How ZWHAND Redefines Robotic Degrees of Freedom and Drive Technology

As robotics technology advances rapidly, the dexterous hand—serving as the key end-effector for humanoid robots to interact with the physical world—directly determines whether robots can perform fine and complex operations. Building on more than 20 years of expertise in micro-drive technology, ZWHAND has introduced a fully direct-drive dexterous hand with 17–20 degrees of freedom. This achievement not only marks a breakthrough in dexterity but also pioneers a new paradigm in drive technology, setting an industry benchmark.

Breakthrough in Degrees of Freedom: From Bionics to Beyond

With 17 active degrees of freedom (expandable to 20), ZWHAND offers far greater flexibility than the industry average (typically 12 DOF) and approaches the 27 DOF of the human hand. This design enables the hand to perform highly intricate tasks such as threading a needle or precision assembly, demonstrating significant potential in surgical robotics, industrial automation, and beyond. By comparison, Tesla Optimus dexterous hand has 16 DOF and AgiBot robot has 12 DOF, giving ZWHAND’s solution a clear advantage in precision operations.

The increase in degrees of freedom is not merely about adding more joints, but rather about an optimized layout inspired by bionics. ZWHAND adopts a single-joint drive design, with each finger joint equipped with an independent drive unit to ensure precise and coordinated motion control. The opposability of the thumb, independently driven joints, and multi-DOF wrist coordination together form a highly biomimetic operating system that adapts to grasp objects of varying shapes and materials.
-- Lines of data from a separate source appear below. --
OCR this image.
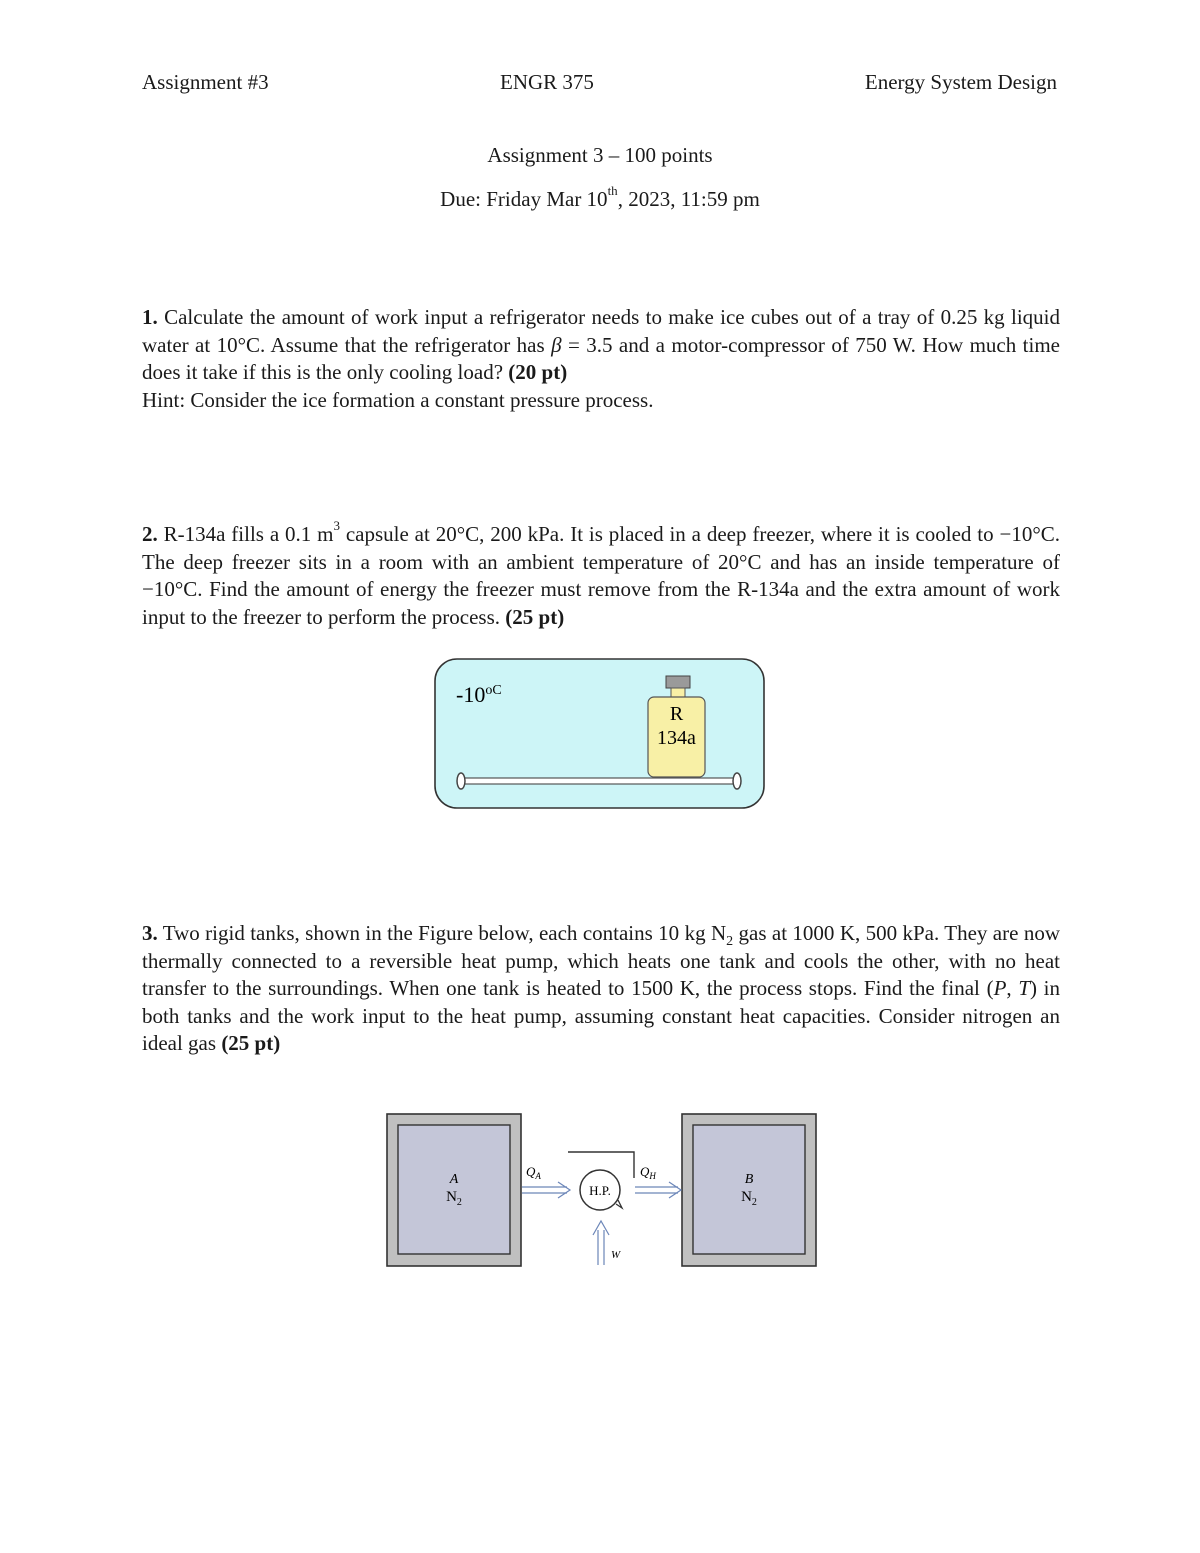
Assignment #3	ENGR 375	Energy System Design
Assignment 3 – 100 points
Due: Friday Mar 10th, 2023, 11:59 pm

1. Calculate the amount of work input a refrigerator needs to make ice cubes out of a tray of 0.25 kg liquid water at 10°C. Assume that the refrigerator has β = 3.5 and a motor-compressor of 750 W. How much time does it take if this is the only cooling load? (20 pt)

Hint: Consider the ice formation a constant pressure process.

2. R-134a fills a 0.1 $m^3$ capsule at 20°C, 200 kPa. It is placed in a deep freezer, where it is cooled to −10°C. The deep freezer sits in a room with an ambient temperature of 20°C and has an inside temperature of −10°C. Find the amount of energy the freezer must remove from the R-134a and the extra amount of work input to the freezer to perform the process. (25 pt)

$-10^{oC}$
R
134a

3. Two rigid tanks, shown in the Figure below, each contains 10 kg $N_2$ gas at 1000 K, 500 kPa. They are now thermally connected to a reversible heat pump, which heats one tank and cools the other, with no heat transfer to the surroundings. When one tank is heated to 1500 K, the process stops. Find the final (P, T) in both tanks and the work input to the heat pump, assuming constant heat capacities. Consider nitrogen an ideal gas (25 pt)

A
$N_2$
B
$N_2$
$Q_A$
H.P.
$Q_H$
W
Fully Direct-Drive Architecture

Traditional dexterous hands often rely on tendon or gear drives, which suffer from high energy losses (efficiency only 65%–75%) and long response delays (≥25 ms). ZWHAND’s innovation lies in embedding miniature stepper motors or coreless motors directly into the finger joints, paired with ball-screw actuators for linear motion. This approach eliminates transmission losses, raising efficiency to ≥95%.

The core of this design lies in micro-integration: the motor, gearbox, and screw drive unit are highly integrated, shortening the transmission chain to 35 mm. This allows response times as short as 8 ms and force resolution of up to 0.05 N—equivalent to the force needed to pinch a sheet of A4 paper. Additionally, the high power density of coreless motors (>0.5 kW/kg), combined with the mechanical advantage of the screw, enables a single finger to generate 10–20 N of gripping force while reducing overall weight by more than 30%.

Achieving this breakthrough design was not without challenges. Micro-integration raised issues of heat dissipation and load balancing. ZWHAND solved these with an innovative cooling solution combining ceramic bearings and thermally conductive housings, along with a bidirectional thrust structure to ensure axial balance. This design enables stable operation under high-frequency usage. Furthermore, automotive-grade manufacturing standards and 100,000-cycle fatigue testing validate a design lifespan of over 10 years—far exceeding the 500,000-cycle limit of tendon-driven hands.

ZWHAND has not stopped at mechanical breakthroughs. Its next-generation R&D is already targeting higher levels of intelligence. In collaboration with the Shenzhen Institute of Advanced Technology, Chinese Academy of Sciences, the “Joint Laboratory for Intelligent Dexterous Hand Systems” is focusing on AI cerebellum-inspired control algorithms and tactile sensing with electronic skin. In the future, the dexterous hand will gain autonomous learning capabilities, dynamically adapting grasping strategies to different objects, further expanding applications in service robotics, medical assistance, and more.